Não existe um único culpado. Ciclones mais intensos abriram copas e derrubaram árvores gigantes. Períodos de seca mais quentes e duradouros afetam tanto as árvores jovens como as mais antigas. O calor acelera a respiração. A seca trava o crescimento. A mortalidade aumenta. O ciclo de renovação estagna.
Porque é que o aumento do CO₂ não salvou o dia
É comum dizer-se que mais dióxido de carbono estimula o crescimento das plantas. No entanto, esse efeito é fraco aqui. O período do estudo coincidiu com uma forte subida do CO₂ atmosférico. As florestas não revelaram um aumento correspondente de crescimento. Limitações de nutrientes, stress hídrico e extremos de calor podem travar qualquer efeito de fertilização. Quando tempestades severas e secas quentes se acumulam, os ganhos desaparecem.
O que significam os números em termos simples
| Período | Balanço líquido de carbono | Por hectare | Equivalente em CO₂ |
| 1971–2000 | Sumidouro | −0,62 t C/ano | ≈ −2,28 t CO₂/ano |
| 2010–2019 | Fonte | +0,93 t C/ano | ≈ +3,41 t CO₂/ano |
Multiplicando por toda a paisagem, obtém-se uma mudança silenciosa com consequências ruidosas. Uma floresta que antes atenuava emissões, agora contribui para elas em anos maus. Essas oscilações complicam os orçamentos usados por governos e mercados.
Modelos e planos climáticos passam pelo teste de stress
Muitos cenários globais presumem que as florestas tropicais continuarão a absorver carbono durante décadas. A tendência em Queensland desafia esta hipótese. Se florestas tropicais intactas conseguem inverter o seu papel com o aquecimento atual, regiões sob stress, como partes da Amazónia ou do Sudeste Asiático, podem enfrentar riscos semelhantes à medida que o calor e a seca se intensificam.
A própria Austrália já aqueceu em média mais de 1,5 °C, segundo avaliações nacionais de risco. As agências descrevem agora as ameaças climáticas como cumulativas, simultâneas e em cascata. Esse enquadramento é importante. Um ciclone que abre a copa também aumenta a exposição solar, seca o sub-bosque e eleva o risco de incêndio nas temporadas seguintes. Um choque prepara o seguinte.

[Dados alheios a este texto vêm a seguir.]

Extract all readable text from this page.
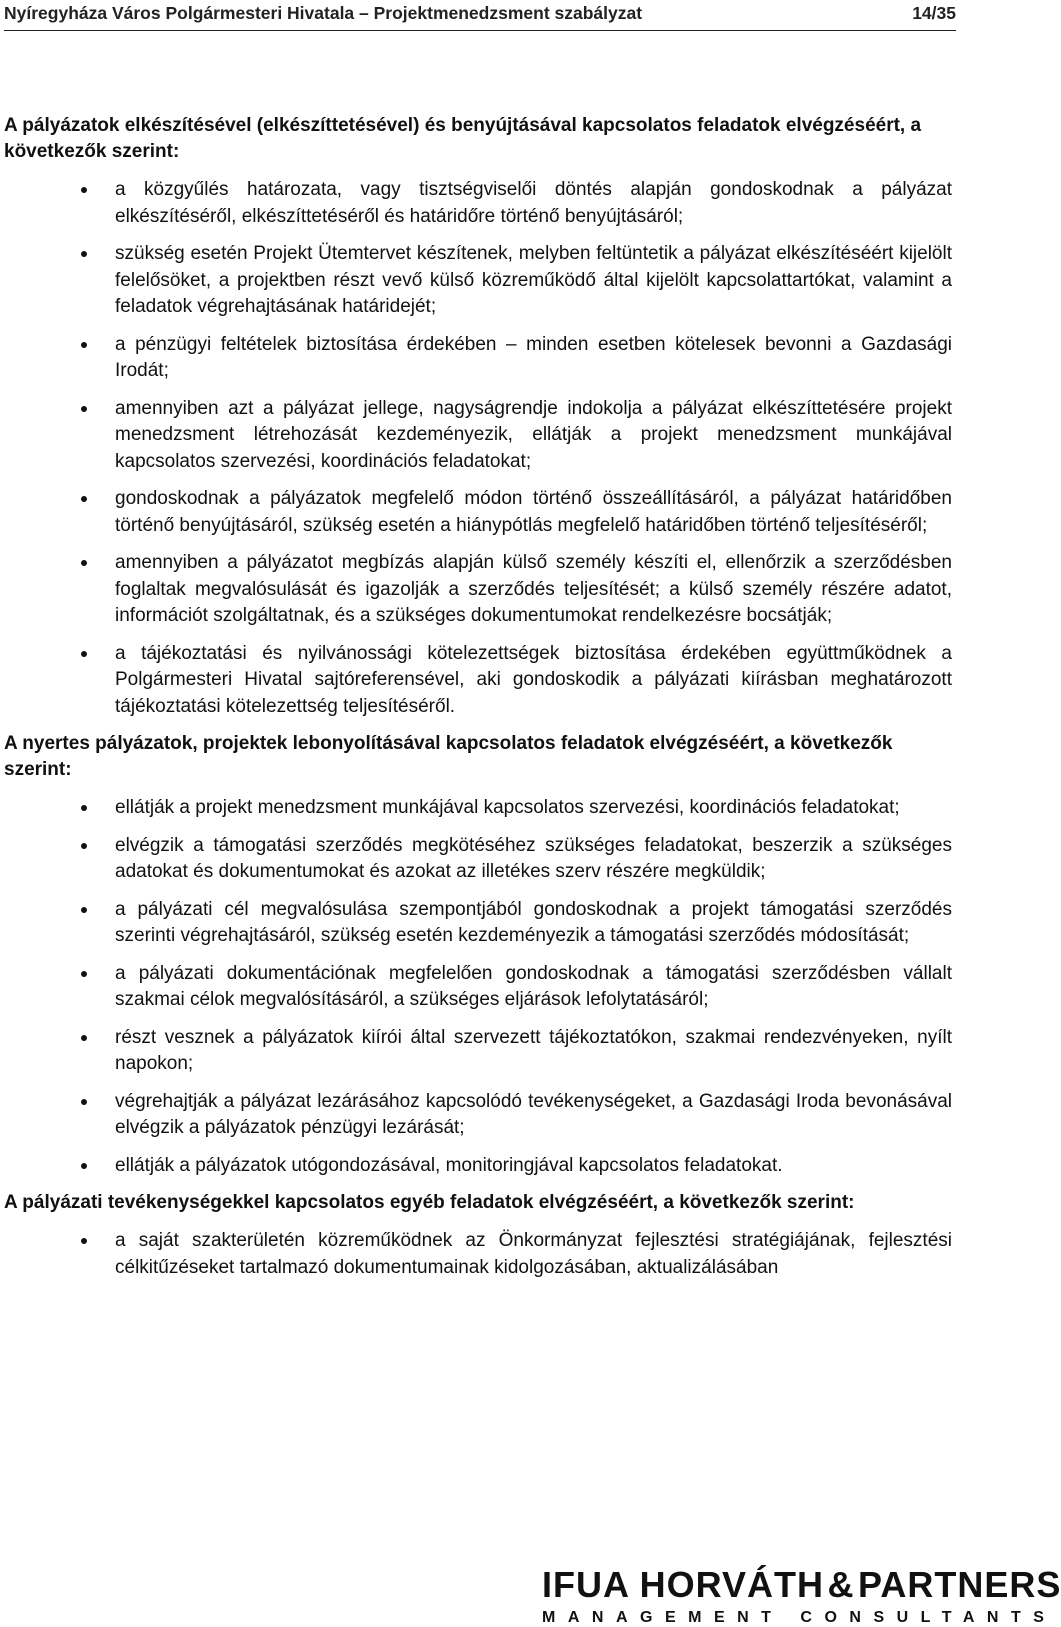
Nyíregyháza Város Polgármesteri Hivatala – Projektmenedzsment szabályzat	14/35
A pályázatok elkészítésével (elkészíttetésével) és benyújtásával kapcsolatos feladatok elvégzéséért, a következők szerint:
a közgyűlés határozata, vagy tisztségviselői döntés alapján gondoskodnak a pályázat elkészítéséről, elkészíttetéséről és határidőre történő benyújtásáról;
szükség esetén Projekt Ütemtervet készítenek, melyben feltüntetik a pályázat elkészítéséért kijelölt felelősöket, a projektben részt vevő külső közreműködő által kijelölt kapcsolattartókat, valamint a feladatok végrehajtásának határidejét;
a pénzügyi feltételek biztosítása érdekében – minden esetben kötelesek bevonni a Gazdasági Irodát;
amennyiben azt a pályázat jellege, nagyságrendje indokolja a pályázat elkészíttetésére projekt menedzsment létrehozását kezdeményezik, ellátják a projekt menedzsment munkájával kapcsolatos szervezési, koordinációs feladatokat;
gondoskodnak a pályázatok megfelelő módon történő összeállításáról, a pályázat határidőben történő benyújtásáról, szükség esetén a hiánypótlás megfelelő határidőben történő teljesítéséről;
amennyiben a pályázatot megbízás alapján külső személy készíti el, ellenőrzik a szerződésben foglaltak megvalósulását és igazolják a szerződés teljesítését; a külső személy részére adatot, információt szolgáltatnak, és a szükséges dokumentumokat rendelkezésre bocsátják;
a tájékoztatási és nyilvánossági kötelezettségek biztosítása érdekében együttműködnek a Polgármesteri Hivatal sajtóreferensével, aki gondoskodik a pályázati kiírásban meghatározott tájékoztatási kötelezettség teljesítéséről.
A nyertes pályázatok, projektek lebonyolításával kapcsolatos feladatok elvégzéséért, a következők szerint:
ellátják a projekt menedzsment munkájával kapcsolatos szervezési, koordinációs feladatokat;
elvégzik a támogatási szerződés megkötéséhez szükséges feladatokat, beszerzik a szükséges adatokat és dokumentumokat és azokat az illetékes szerv részére megküldik;
a pályázati cél megvalósulása szempontjából gondoskodnak a projekt támogatási szerződés szerinti végrehajtásáról, szükség esetén kezdeményezik a támogatási szerződés módosítását;
a pályázati dokumentációnak megfelelően gondoskodnak a támogatási szerződésben vállalt szakmai célok megvalósításáról, a szükséges eljárások lefolytatásáról;
részt vesznek a pályázatok kiírói által szervezett tájékoztatókon, szakmai rendezvényeken, nyílt napokon;
végrehajtják a pályázat lezárásához kapcsolódó tevékenységeket, a Gazdasági Iroda bevonásával elvégzik a pályázatok pénzügyi lezárását;
ellátják a pályázatok utógondozásával, monitoringjával kapcsolatos feladatokat.
A pályázati tevékenységekkel kapcsolatos egyéb feladatok elvégzéséért, a következők szerint:
a saját szakterületén közreműködnek az Önkormányzat fejlesztési stratégiájának, fejlesztési célkitűzéseket tartalmazó dokumentumainak kidolgozásában, aktualizálásában
IFUA HORVÁTH&PARTNERS
MANAGEMENT CONSULTANTS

O carbono florestal não é garantido. Não-permanência, reversões abruptas e perdas causadas por eventos estão agora no centro da equação climática.
Compensações, metas territoriais e o problema da permanência
Os créditos de carbono florestais e os compromissos de neutralidade assentam na ideia de armazenamento duradouro. O registo de Queensland demonstra que o armazenamento pode falhar quando as condições ultrapassam certos limites. Esse risco não elimina o valor da restauração ou conservação, mas exige maior prudência na conceção de esquemas de crédito e prazos. Uma mitigação de qualidade exige cortes rápidos nas emissões fósseis, usando depois a natureza como tampão sob uma contabilidade conservadora.
O que leva à inversão de sumidouro para fonte
- Danos de ciclones: aumentam as clareiras, a mortalidade dispara e grandes árvores libertam décadas de carbono acumulado.
- Ondas de calor: aumenta a respiração das árvores, a fotossíntese líquida diminui e o crescimento abranda em várias espécies.
- Seca prolongada: as árvores jovens não se estabelecem, árvores adultas sofrem embolias e a humidade do solo limita a recuperação.
- Acumulação de eventos: tempestades, calor e seca sobrepõem-se, reduzindo o tempo disponível para regeneração.
- Limites de nutrientes: solos tropicais pobres em fósforo podem limitar qualquer resposta à fertilização por CO₂.
A recuperação leva tempo. Em zonas de ciclones, uma onda de calor no final da época pode ocorrer logo após uma grande derrocada. A madeira morta decompõe-se mais depressa em ar quente e húmido, aumentando as emissões. Se novas árvores não cobrirem as clareiras, o balanço mantém-se positivo durante anos.
O que isto significa para as pessoas e para as políticas
As comunidades do norte de Queensland dependem dos serviços das florestas tropicais: regulação da água, turismo, património cultural e biodiversidade. Um sumidouro de carbono mais fraco aumenta as emissões regionais e reduz esses serviços. Os gestores do território precisam de planos que conciliem carbono e resiliência.
Ação que ainda compensa
As opções locais podem mitigar riscos mesmo com o clima a aquecer:
- Proteger áreas intactas e refúgios climáticos em cotas mais altas e vales húmidos.
- Restaurar copas diversificadas que resistem melhor ao vento comparado com povoamentos uniformes.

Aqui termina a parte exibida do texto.